Red tape ready for Malcolm Turnbull to cut
The ridiculous story of Tori Gentle and Bea Cobon and their cafe reveals how red tape threatens Australia's prosperity. Their cafe is a small business, but what's happening to them is the same thing happening to big business.
Tori and Bea are the owners of Crate Speciality Coffee cafe in Heidelberg Heights, Melbourne. In response to customer demand they recently applied to their local council, Banyule Council, to increase the cafe's seating from 15 to 30 people and extend its opening hours to 9pm on Thursdays, Fridays and Saturdays. If their application had been successful, Tori and Bea would have had to hire more staff. But it wasn't successful. The council rejected Tori and Bea's application as a result of a single anonymous objection from a member of the public. That's right. Because one person objected, the application was refused. According to the council, "the proposal needed to balance economic opportunities and amenity impacts". And apparently, according in Heidelberg Heights, one single anonymous objection can tip the scales against economic opportunity.
In the light of red tape like this it should be no surprise that according to the World Economic Forum, Australia now places 80th out of 140 countries in a ranking of the burden of government regulation on companies. The country rated as the best place for doing business was, of course, Singapore.
What Banyule Council forgets is that community amenity is a product of economic activity. If it wasn't for the rates businesses pay Banyule Council wouldn't have the money to fund its Arts Plan as outlined in a glossy 76-page full colour brochure. As part of the plan the council consulted with five-year-olds about the cultural activities they wanted in their neighbourhood. Among the things the children said they'd like to have were a chocolate mountain, "a big beautiful castle with steps that go up", a circus and dinosaurs.
We tend to think of red tape as only unnecessary or unproductive rules and regulations imposed by government. And there's certainly lots of this kind of red tape in Australia. The Institute of Public Affairs has calculated red tape costs the country $176 billion a year in foregone economic output. Some industries are hit harder than others. The consulting firm Deloitte estimated that nearly one in 10 employees in the mining sector works in compliance. The Roy Hill iron ore project in Western Australia required more than 4000 government permits, approvals and licences in its pre-construction phase alone.
Abolish bodies that create red tape
One of the ways to cut such red tape is simply to abolish the bodies that impose and implement red tape. The Rudd/Gillard/Rudd government established 497 new authorities and organisations. In the three years since it was elected in 2013, the Coalition has abolished and amalgamated just 53 of those bodies.

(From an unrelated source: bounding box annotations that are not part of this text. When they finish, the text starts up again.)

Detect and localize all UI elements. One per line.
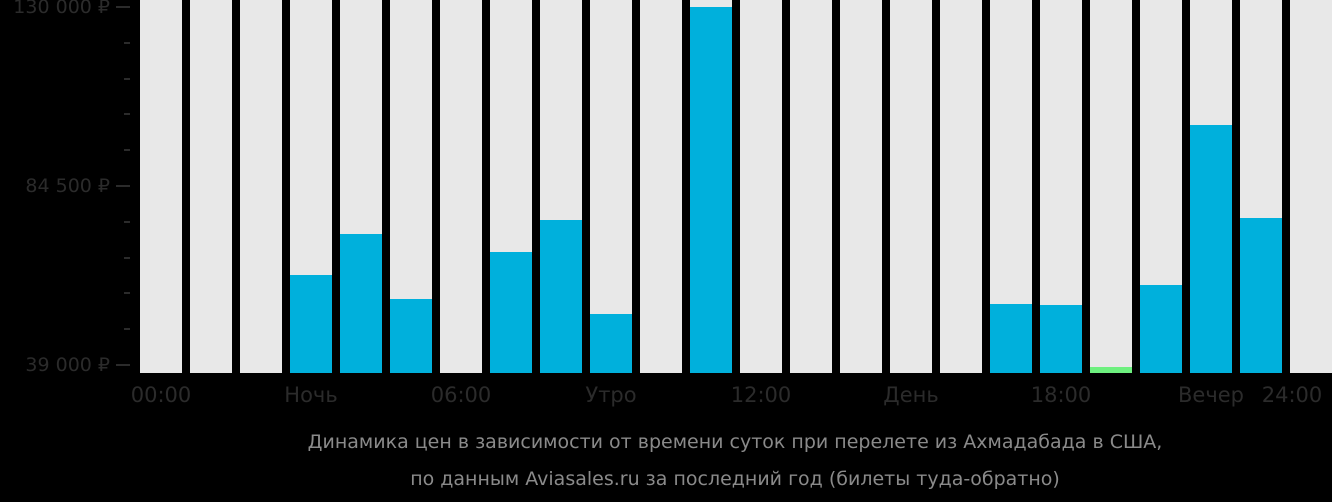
price-bar[interactable]: [1190, 125, 1232, 373]
hour-slot-06[interactable]: [440, 0, 482, 373]
price-bar[interactable]: [590, 313, 632, 373]
x-tick-label: День: [883, 383, 939, 407]
y-major-tick: [116, 364, 130, 366]
y-minor-tick: [124, 41, 130, 44]
y-minor-tick: [124, 292, 130, 295]
price-bar[interactable]: [490, 252, 532, 373]
hour-slot-12[interactable]: [740, 0, 782, 373]
price-bar[interactable]: [990, 304, 1032, 373]
y-minor-tick: [124, 328, 130, 331]
y-tick-label: 84 500 ₽: [25, 175, 110, 197]
x-tick-label: 24:00: [1261, 383, 1323, 407]
x-tick-label: 18:00: [1030, 383, 1092, 407]
price-bar[interactable]: [540, 219, 582, 373]
price-by-hour-chart: 130 000 ₽ 84 500 ₽ 39 000 ₽ 00:00 Ночь 06:00…: [13, 0, 1332, 407]
cheapest-price-bar[interactable]: [1090, 366, 1132, 373]
hour-slot-00[interactable]: [140, 0, 182, 373]
x-tick-label: Ночь: [284, 383, 338, 407]
hour-slot-16[interactable]: [940, 0, 982, 373]
hour-slot-02[interactable]: [240, 0, 282, 373]
hour-slot-19[interactable]: [1090, 0, 1132, 373]
y-minor-tick: [124, 149, 130, 152]
y-minor-tick: [124, 77, 130, 80]
price-bar[interactable]: [1040, 304, 1082, 373]
chart-caption-line-2: по данным Aviasales.ru за последний год …: [410, 468, 1060, 490]
hour-slot-10[interactable]: [640, 0, 682, 373]
price-bar[interactable]: [340, 233, 382, 373]
y-tick-label: 130 000 ₽: [13, 0, 110, 18]
price-bar[interactable]: [1240, 217, 1282, 373]
chart-caption-line-1: Динамика цен в зависимости от времени су…: [307, 431, 1163, 453]
x-tick-label: Утро: [585, 383, 637, 407]
x-tick-label: 06:00: [430, 383, 492, 407]
hour-slot-23[interactable]: [1290, 0, 1332, 373]
hour-slot-15[interactable]: [890, 0, 932, 373]
price-bar[interactable]: [290, 274, 332, 373]
x-tick-label: Вечер: [1178, 383, 1244, 407]
price-bar[interactable]: [690, 7, 732, 373]
y-minor-tick: [124, 256, 130, 259]
y-major-tick: [116, 185, 130, 187]
x-tick-label: 12:00: [730, 383, 792, 407]
hour-slot-14[interactable]: [840, 0, 882, 373]
y-tick-label: 39 000 ₽: [25, 354, 110, 376]
x-tick-label: 00:00: [130, 383, 192, 407]
y-minor-tick: [124, 220, 130, 223]
hour-slot-13[interactable]: [790, 0, 832, 373]
y-minor-tick: [124, 113, 130, 116]
hour-slot-09[interactable]: [590, 0, 632, 373]
price-bar[interactable]: [390, 298, 432, 373]
hour-slot-01[interactable]: [190, 0, 232, 373]
y-major-tick: [116, 6, 130, 8]
price-bar[interactable]: [1140, 285, 1182, 373]
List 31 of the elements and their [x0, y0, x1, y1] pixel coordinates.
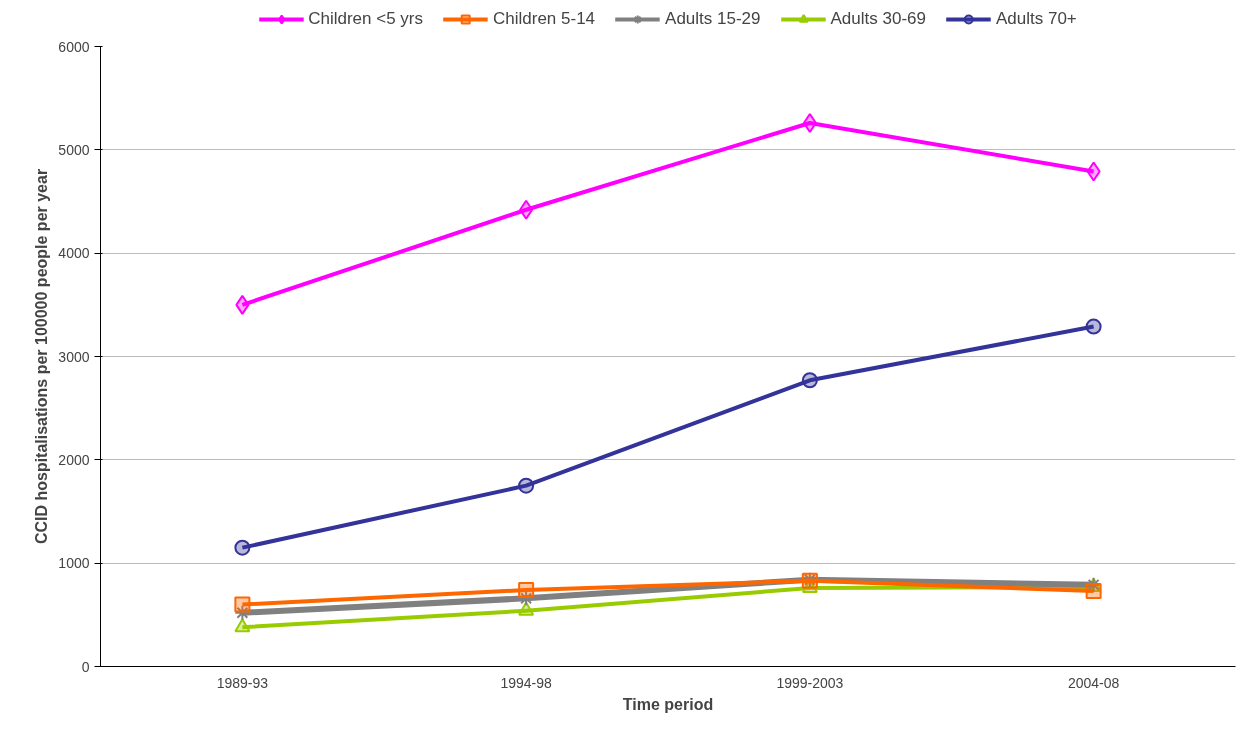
x-axis-title: Time period	[622, 695, 714, 713]
x-tick-label: 2004-08	[1067, 674, 1120, 691]
y-tick-label: 6000	[58, 38, 90, 55]
y-tick-label: 2000	[58, 451, 90, 468]
legend-label: Adults 70+	[995, 9, 1077, 29]
point	[235, 294, 250, 315]
x-tick-label: 1999-2003	[776, 674, 844, 691]
point	[801, 372, 818, 389]
y-tick-label: 4000	[58, 245, 90, 262]
point	[802, 112, 817, 133]
point	[518, 477, 535, 494]
point	[519, 199, 534, 220]
point	[1085, 583, 1102, 600]
y-tick-label: 5000	[58, 141, 90, 158]
legend-label: Children <5 yrs	[308, 9, 424, 29]
legend-label: Children 5-14	[493, 9, 596, 29]
point	[234, 539, 251, 556]
y-tick-label: 3000	[58, 348, 90, 365]
point	[1085, 318, 1102, 335]
legend-label: Adults 30-69	[830, 9, 926, 29]
point	[518, 582, 535, 599]
legend-label: Adults 15-29	[665, 9, 761, 29]
y-axis-title: CCID hospitalisations per 100000 people per year	[33, 168, 51, 545]
point	[1086, 161, 1101, 182]
point	[234, 618, 251, 633]
x-tick-label: 1994-98	[500, 674, 553, 691]
y-tick-label: 1000	[58, 555, 90, 572]
point	[234, 596, 251, 613]
point	[518, 601, 535, 616]
x-tick-label: 1989-93	[216, 674, 269, 691]
y-tick-label: 0	[81, 658, 90, 675]
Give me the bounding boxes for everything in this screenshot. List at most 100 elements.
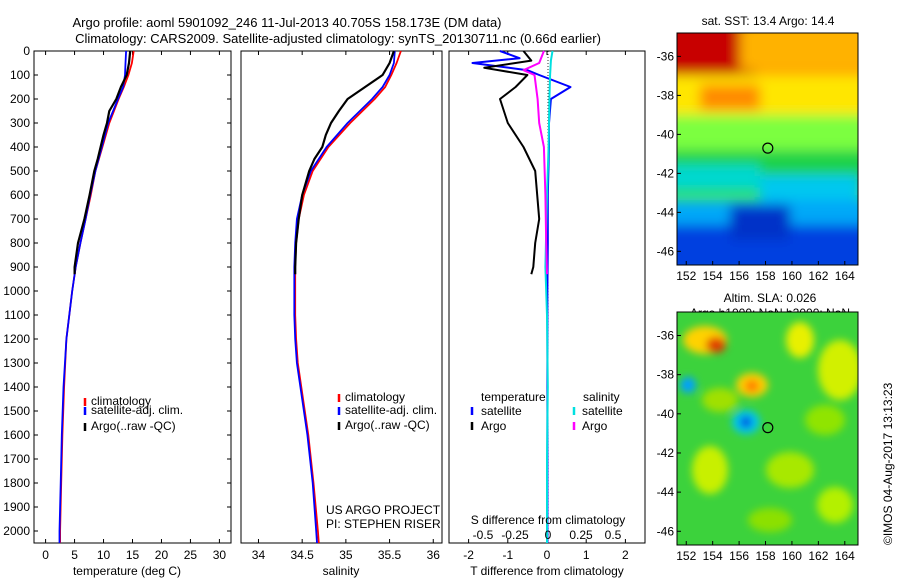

Another kind of red tape is the requirement for seemingly endless "stakeholder engagement". Certainly there's a role for community consultation, and there's nothing wrong with Banyule Council asking residents for their views about a cafe operating in a residential area, but the opinion of one person shouldn't necessarily decide the cafe's opening hours. In a democracy the voices for and against economic development can be heard, but left-wing activist environmental groups should not be able to use the legal system to delay projects for years. And those groups shouldn't be funded by state government to run litigation against projects. Adani has spent $1 billion and six years on community consultation and in court in an effort to build its coal mine in central Queensland. The Environmental Impact Statement for the project was 22,000 pages long. The project would create up to 10,000 jobs.
In an interview with this newspaper a few days ago the Prime Minister, Malcolm Turnbull, said "top of mind for me are jobs and growth and the critical objective for us is to deliver the economic reform measures, whether it is in the form of savings or whether it is in the form of getting rid of red tape and excessive regulation..."
If the Prime Minister is serious about cutting red tape, he should start by chatting to Tori and Bea and then he could visit the municipal offices of Banyule Council.